USS Barnett (AP-11, later APA-5), From: 1940 to 1946. USS Barnett, a 9432-ton transport, was built in 1928 in England as the civilian passenger ship Santa Maria. She was purchased by the Navy in August 1940 and commissioned the following month. During the rest of 1940 and in 1941 she took part in amphibious training exercises in the Caribbean area. In 1942, following the outbreak of war between the United States and Japan, Barnett went to the Pacific, where she participated in the invasion of Guadalcanal in August and the subsequent campaign to hold that island in the face of Japanese efforts to retake it. Reclassified as an attack transport in February 1943, with the new hull number APA-5, Barnett spent that year and the next in the Atlantic war theater. During 1943 she was part of the amphibious forces that supported the landings on Sicily in July and at Salerno in September. During the Sicily operation, on 11 July 1943, Barnett was near-missed by an enemy bomb, which damaged the ship and killed seven of the Army troops on board. The transport was also active during the Normandy invasion in June 1944 and in the invasion of Southern France in August and September 1944. Barnett returned to the Pacific in time to participate in the Okinawa landings in April 1945 and steamed back to the United States shortly after the end of the war with Japan. In May 1946, USS Barnett was decommissioned at Newport, Rhode Island. She was transferred to the Maritime Commission in July 1946. Invasion of Guadalcanal can be found here: Guadalcanal-Tulagi Invasion, 7-9 August 1942, as well as The campaign to hold that Island. And though I do not have her Logs, you can retrieve them from the National Naval Archives. I hope this responds to your question. -Birdymckee
There is no National Naval Archives. The Cruise Logs you seek, if they exist, will be found at the NARA II, College Park, MD. Send an email to: Archives2reference@nara.gov And tell them exactly what you need. The NARA staff will pull the records and send you a letter describing the documents they have and the cost, which is $0.75 per page. Dave
And each day will start a new pge, IIRC, so you're looking at 60 pages minimum, more if hell's-a-poppin'. (I made a mental note to never put that in a deck log again.)

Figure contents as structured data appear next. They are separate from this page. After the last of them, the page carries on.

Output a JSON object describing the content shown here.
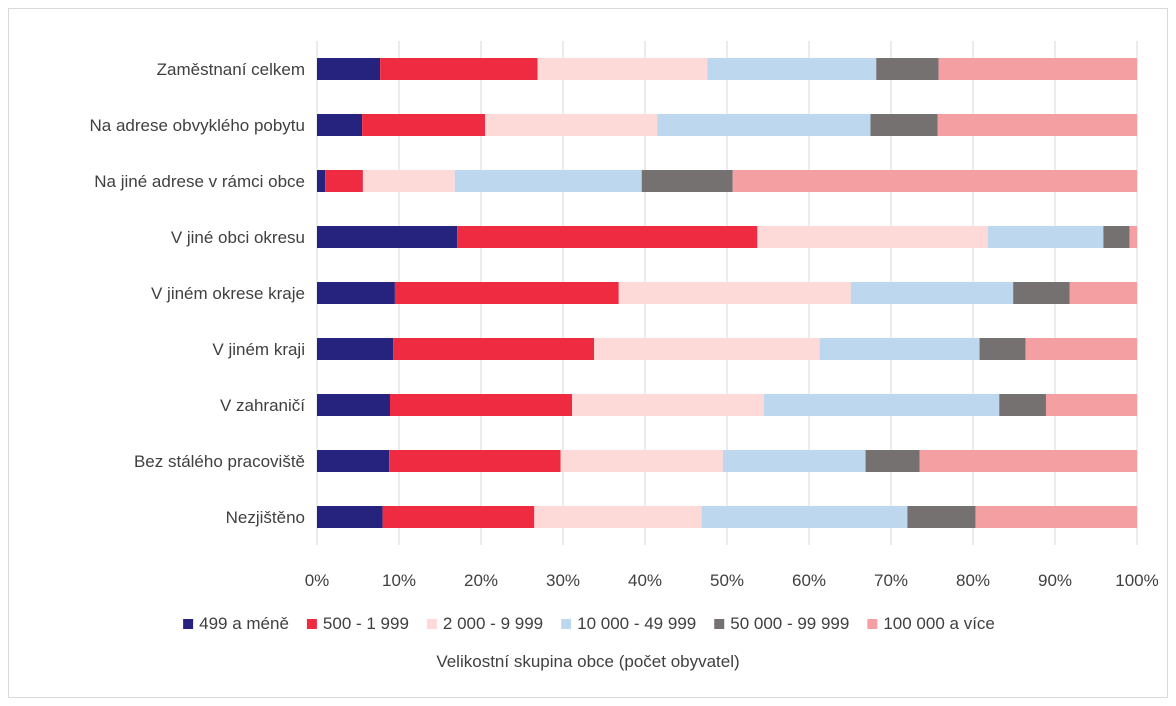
{
  "chart_data": {
    "type": "bar",
    "orientation": "horizontal",
    "stacked": "percent",
    "categories": [
      "Zaměstnaní celkem",
      "Na adrese obvyklého pobytu",
      "Na jiné adrese v rámci obce",
      "V jiné obci okresu",
      "V jiném okrese kraje",
      "V jiném kraji",
      "V zahraničí",
      "Bez stálého pracoviště",
      "Nezjištěno"
    ],
    "series": [
      {
        "name": "499 a méně",
        "color": "#26237e",
        "values": [
          7.7,
          5.5,
          1.0,
          17.1,
          9.5,
          9.3,
          8.9,
          8.8,
          8.0
        ]
      },
      {
        "name": "500 - 1 999",
        "color": "#ee2b41",
        "values": [
          19.2,
          15.0,
          4.6,
          36.6,
          27.3,
          24.5,
          22.2,
          20.9,
          18.5
        ]
      },
      {
        "name": "2 000 - 9 999",
        "color": "#fdd9d8",
        "values": [
          20.7,
          21.0,
          11.2,
          28.1,
          28.3,
          27.5,
          23.4,
          19.8,
          20.4
        ]
      },
      {
        "name": "10 000 - 49 999",
        "color": "#bdd7ee",
        "values": [
          20.6,
          26.0,
          22.8,
          14.1,
          19.8,
          19.5,
          28.7,
          17.4,
          25.1
        ]
      },
      {
        "name": "50 000 - 99 999",
        "color": "#767171",
        "values": [
          7.6,
          8.2,
          11.1,
          3.2,
          6.9,
          5.6,
          5.7,
          6.6,
          8.3
        ]
      },
      {
        "name": "100 000 a více",
        "color": "#f4a0a3",
        "values": [
          24.2,
          24.3,
          49.3,
          0.9,
          8.2,
          13.6,
          11.1,
          26.5,
          19.7
        ]
      }
    ],
    "x_ticks": [
      "0%",
      "10%",
      "20%",
      "30%",
      "40%",
      "50%",
      "60%",
      "70%",
      "80%",
      "90%",
      "100%"
    ],
    "xlim": [
      0,
      100
    ],
    "xlabel": "Velikostní skupina obce (počet obyvatel)",
    "grid": "vertical",
    "legend_position": "bottom"
  }
}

No, you won't find them there. "2. The Ships Deck Logs Section only maintains custody of deck logs for commissioned U.S. Navy ships covering the past thirty years. Every year a calendar years worth of deck logs that reaches the 31 year mark is transferred to the National Archives." Deck Log Section-Ships History Branch, Records Dave
I do believe that those archives are the National Archives the "Naval" was not supposed to be placed in there, my apologies.
Thanks to all. I'll keep hunting. I'm trying to track the Barnett's trip from Tongatabu between 15 May 1942 and 3 June 42. Some sources say she went directly from Tongatabu to San Diego, carrying Flatley and others slated for VF-10, as well as Lexington survivors. But I have some evidence to suggest that she stopped in Pearl Harbor first before continuing to the west coast. Would like to verify this.